While she was waiting on the curb, she noticed—with a little jolt of alarm—someone else standing on the street. She turned, and saw that it was the band's keys player. What was his name?…Jimmy Dancer. Onstage, he'd struck Loni as aloof and wary—a natural outsider—and seeing him here, outside the party, having a cigarette in the dark, she felt a sudden kinship with him. She was an outsider, too.

“Those will kill you, you know,” she said, nodding at the cigarette.

He shrugged. “With any luck.”

She didn't know how to reply, so she turned back toward the street to watch for the cab.

“Kinda surprised to see you go so early,” he said.

She half turned her head. “Me? Why?”

He raised his eyebrows. “Didn't Shay talk to you?”

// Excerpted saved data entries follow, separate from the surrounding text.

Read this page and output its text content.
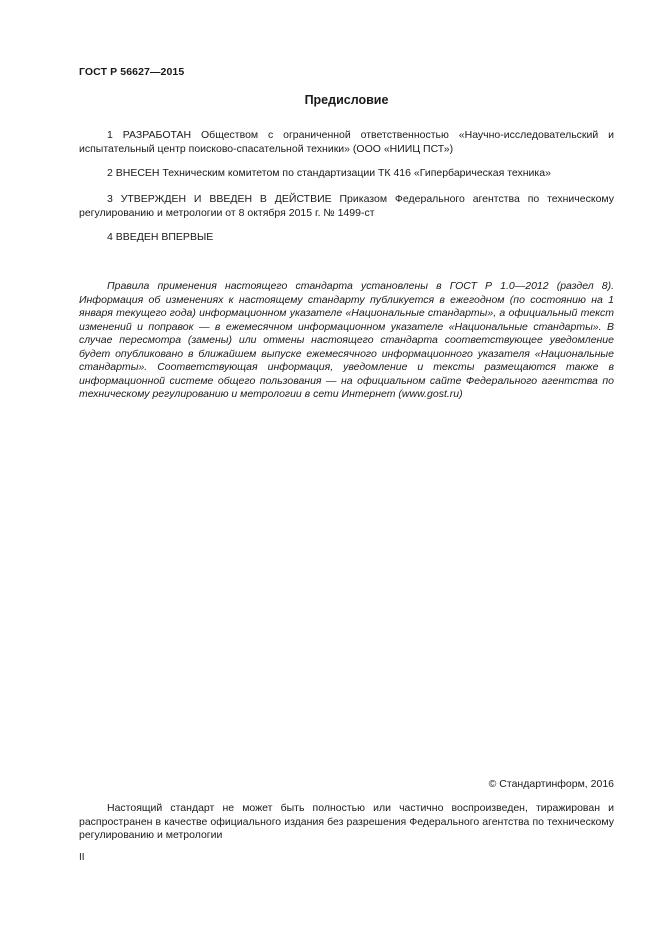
ГОСТ Р 56627—2015
Предисловие
1 РАЗРАБОТАН Обществом с ограниченной ответственностью «Научно-исследовательский и испытательный центр поисково-спасательной техники» (ООО «НИИЦ ПСТ»)
2 ВНЕСЕН Техническим комитетом по стандартизации ТК 416 «Гипербарическая техника»
3 УТВЕРЖДЕН И ВВЕДЕН В ДЕЙСТВИЕ Приказом Федерального агентства по техническому регулированию и метрологии от 8 октября 2015 г. № 1499-ст
4 ВВЕДЕН ВПЕРВЫЕ
Правила применения настоящего стандарта установлены в ГОСТ Р 1.0—2012 (раздел 8). Информация об изменениях к настоящему стандарту публикуется в ежегодном (по состоянию на 1 января текущего года) информационном указателе «Национальные стандарты», а официальный текст изменений и поправок — в ежемесячном информационном указателе «Национальные стандарты». В случае пересмотра (замены) или отмены настоящего стандарта соответствующее уведомление будет опубликовано в ближайшем выпуске ежемесячного информационного указателя «Национальные стандарты». Соответствующая информация, уведомление и тексты размещаются также в информационной системе общего пользования — на официальном сайте Федерального агентства по техническому регулированию и метрологии в сети Интернет (www.gost.ru)
© Стандартинформ, 2016
Настоящий стандарт не может быть полностью или частично воспроизведен, тиражирован и распространен в качестве официального издания без разрешения Федерального агентства по техническому регулированию и метрологии
II
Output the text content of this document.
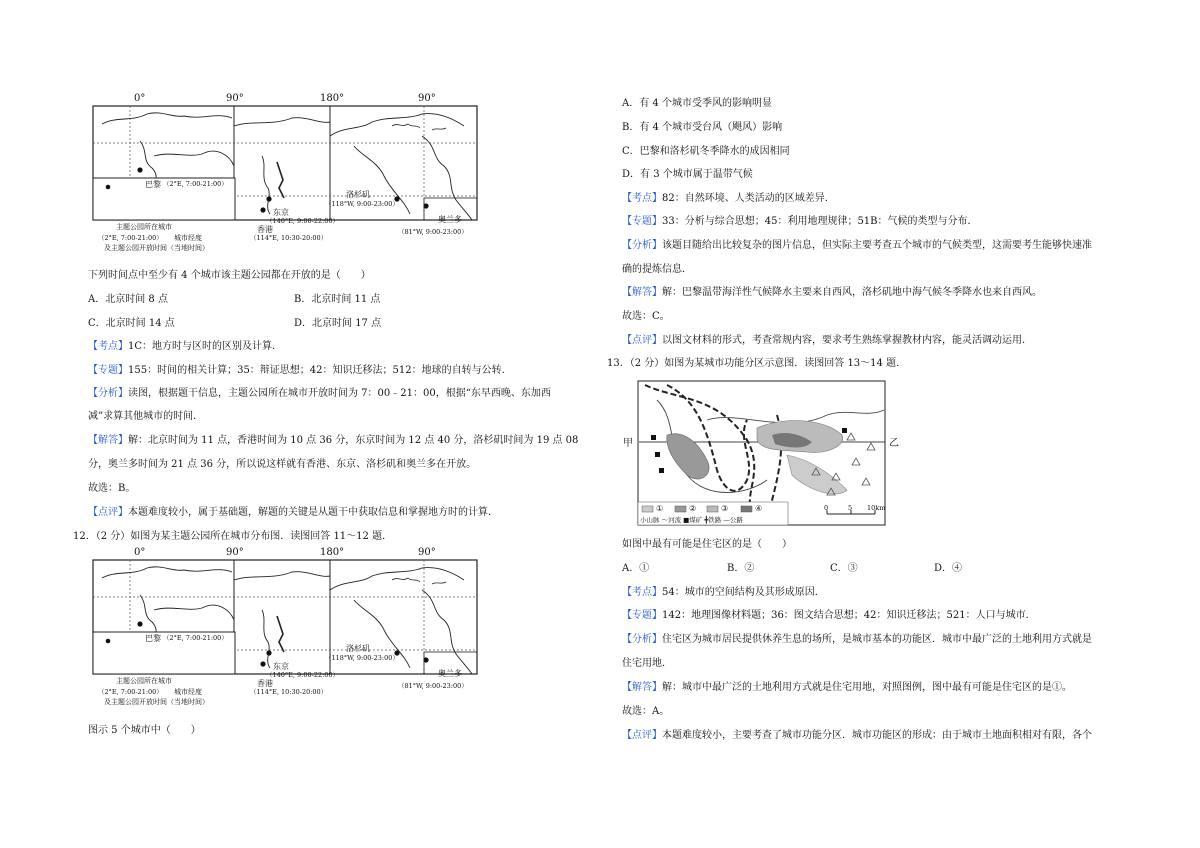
0°	90°	180°	90°
巴黎 （2°E, 7:00-21:00）
东京
（140°E, 9:00-22:00）
香港
（114°E, 10:30-20:00）
洛杉矶
（118°W, 9:00-23:00）
奥兰多
（81°W, 9:00-23:00）
主题公园所在城市
（2°E, 7:00-21:00） 城市经度
及主题公园开放时间（当地时间）
下列时间点中至少有 4 个城市该主题公园都在开放的是（　　）
A．北京时间 8 点	B．北京时间 11 点
C．北京时间 14 点	D．北京时间 17 点
【考点】1C：地方时与区时的区别及计算．
【专题】155：时间的相关计算；35：辩证思想；42：知识迁移法；512：地球的自转与公转．
【分析】读图，根据题干信息，主题公园所在城市开放时间为 7：00﹣21：00，根据“东早西晚、东加西
减”求算其他城市的时间．
【解答】解：北京时间为 11 点，香港时间为 10 点 36 分，东京时间为 12 点 40 分，洛杉矶时间为 19 点 08
分，奥兰多时间为 21 点 36 分，所以说这样就有香港、东京、洛杉矶和奥兰多在开放。
故选：B。
【点评】本题难度较小，属于基础题，解题的关键是从题干中获取信息和掌握地方时的计算．
12．（2 分）如图为某主题公园所在城市分布图．读图回答 11～12 题．
0°	90°	180°	90°
巴黎 （2°E, 7:00-21:00）
东京
（140°E, 9:00-22:00）
香港
（114°E, 10:30-20:00）
洛杉矶
（118°W, 9:00-23:00）
奥兰多
（81°W, 9:00-23:00）
主题公园所在城市
（2°E, 7:00-21:00） 城市经度
及主题公园开放时间（当地时间）
图示 5 个城市中（　　）
A．有 4 个城市受季风的影响明显
B．有 4 个城市受台风（飓风）影响
C．巴黎和洛杉矶冬季降水的成因相同
D．有 3 个城市属于温带气候
【考点】82：自然环境、人类活动的区域差异．
【专题】33：分析与综合思想；45：利用地理规律；51B：气候的类型与分布．
【分析】该题目随给出比较复杂的图片信息，但实际主要考查五个城市的气候类型，这需要考生能够快速准
确的提炼信息．
【解答】解：巴黎温带海洋性气候降水主要来自西风，洛杉矶地中海气候冬季降水也来自西风。
故选：C。
【点评】以图文材料的形式，考查常规内容，要求考生熟练掌握教材内容，能灵活调动运用．
13．（2 分）如图为某城市功能分区示意图．读图回答 13～14 题．
甲	乙
①	②	③	④
小山脉 ～河流 ■煤矿 ╋铁路 —公路
0	5 10km
如图中最有可能是住宅区的是（　　）
A．①	B．②	C．③	D．④
【考点】54：城市的空间结构及其形成原因．
【专题】142：地理图像材料题；36：图文结合思想；42：知识迁移法；521：人口与城市．
【分析】住宅区为城市居民提供休养生息的场所，是城市基本的功能区．城市中最广泛的土地利用方式就是
住宅用地．
【解答】解：城市中最广泛的土地利用方式就是住宅用地，对照图例，图中最有可能是住宅区的是①。
故选：A。
【点评】本题难度较小，主要考查了城市功能分区．城市功能区的形成：由于城市土地面积相对有限，各个
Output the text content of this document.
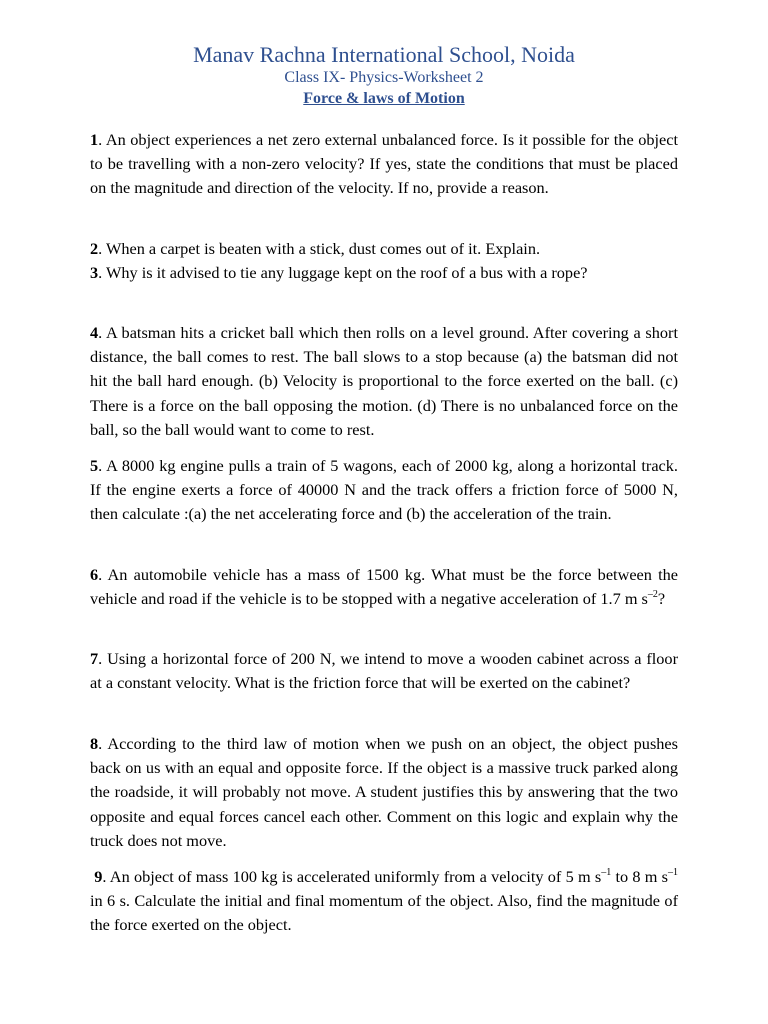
Manav Rachna International School, Noida
Class IX- Physics-Worksheet 2
Force & laws of Motion
1. An object experiences a net zero external unbalanced force. Is it possible for the object to be travelling with a non-zero velocity? If yes, state the conditions that must be placed on the magnitude and direction of the velocity. If no, provide a reason.
2. When a carpet is beaten with a stick, dust comes out of it. Explain.
3. Why is it advised to tie any luggage kept on the roof of a bus with a rope?
4. A batsman hits a cricket ball which then rolls on a level ground. After covering a short distance, the ball comes to rest. The ball slows to a stop because (a) the batsman did not hit the ball hard enough. (b) Velocity is proportional to the force exerted on the ball. (c) There is a force on the ball opposing the motion. (d) There is no unbalanced force on the ball, so the ball would want to come to rest.
5. A 8000 kg engine pulls a train of 5 wagons, each of 2000 kg, along a horizontal track. If the engine exerts a force of 40000 N and the track offers a friction force of 5000 N, then calculate :(a) the net accelerating force and (b) the acceleration of the train.
6. An automobile vehicle has a mass of 1500 kg. What must be the force between the vehicle and road if the vehicle is to be stopped with a negative acceleration of 1.7 m $s^{-2}$?
7. Using a horizontal force of 200 N, we intend to move a wooden cabinet across a floor at a constant velocity. What is the friction force that will be exerted on the cabinet?
8. According to the third law of motion when we push on an object, the object pushes back on us with an equal and opposite force. If the object is a massive truck parked along the roadside, it will probably not move. A student justifies this by answering that the two opposite and equal forces cancel each other. Comment on this logic and explain why the truck does not move.
9. An object of mass 100 kg is accelerated uniformly from a velocity of 5 m $s^{-1}$ to 8 m $s^{-1}$ in 6 s. Calculate the initial and final momentum of the object. Also, find the magnitude of the force exerted on the object.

Suddenly on alert, she replied, “A little. Why?”

He shrugged again. “Well, I guess everyone strikes out sometime. Even the Hall of Famers.”

She turned all the way to face him. “What do you mean?”

“Just that he noticed you the moment you walked in,” he said, after taking another puff on his cigarette. “And I've seen that look before. He spots his prey for the night, he stalks her, he moves in for the kill…he bags her.” He took another drag, then nodded in apology. “Metaphorically speaking, of course.”

Loni felt a little glow of heat in her forehead. “Well, he didn't bag this one.”

Jimmy Dancer grinned. “Sweeeeet,” he said. Apparently there was more than a little jealousy of Shay's sexual prowess among the other members of the band—or at least the one behind the keyboard.

Loni gave a little grunt of distaste and turned back to the street. She suddenly realized that Shay must have seen her enter the kitchen and then
volunteered
to fetch more eggs for the stunt going on in the next room, knowing it would give him the perfect excuse to sidle up to her.

She felt stupid. She felt manipulated. And she was grateful that she had bucked against the unwitting attraction he'd whipped up in her, grateful for the little bursts of pettiness and snarkiness she'd been unable to suppress. How could she have known they were a survival mechanism?

She was so upset, she actually considered making a pass at Jimmy Dancer. Going home with him instead? Now
that
would show Shay Dayton.

But of course, why should she let Shay Dayton be her motivation for
anything
? He was nothing to her. Less than nothing.

Besides, the probability of Jimmy Dancer having nicotine breath was a deal-breaker.

The cab arrived a few minutes later. During the ride, she considered calling Byron. It wasn't too late. But she felt strangely unmoved to dial his number—despite having protested so strongly to Zee, just a few hours earlier, that she needed to talk to him.

At home, she shucked her clothes and collapsed into her pillow. Exhausted, she fell immediately to sleep. And her last thought about Zee and the concert and Overlords and Shay Dayton was a firm, if drowsy,
Never again.

CHAPTER 4

Eventually Zee felt the call of nature and excused herself to use the bathroom. Shay was only too glad to give her permission to go.

“I won't be long,” she said, getting up from his lap and wagging a finger at him. “You just stay right here.”

“Hey,” he said, extending his arms—one of which held an empty beer bottle, “where would I go?”

As soon as she rounded the corner to the hallway, he leapt to his feet and scuttled across the party to the kitchen.

Trina was there, getting another Smirnoff Ice from the refrigerator. “Leave it open,” Shay said. “I'm goin' in right after you.”

She obligingly stepped away from the fridge and popped open her bottle. “Man, I can't get the taste of that goddamn rotten egg outta my mouth,” she said. “Like eating a dog's cancer tumor.” She swallowed a mouthful.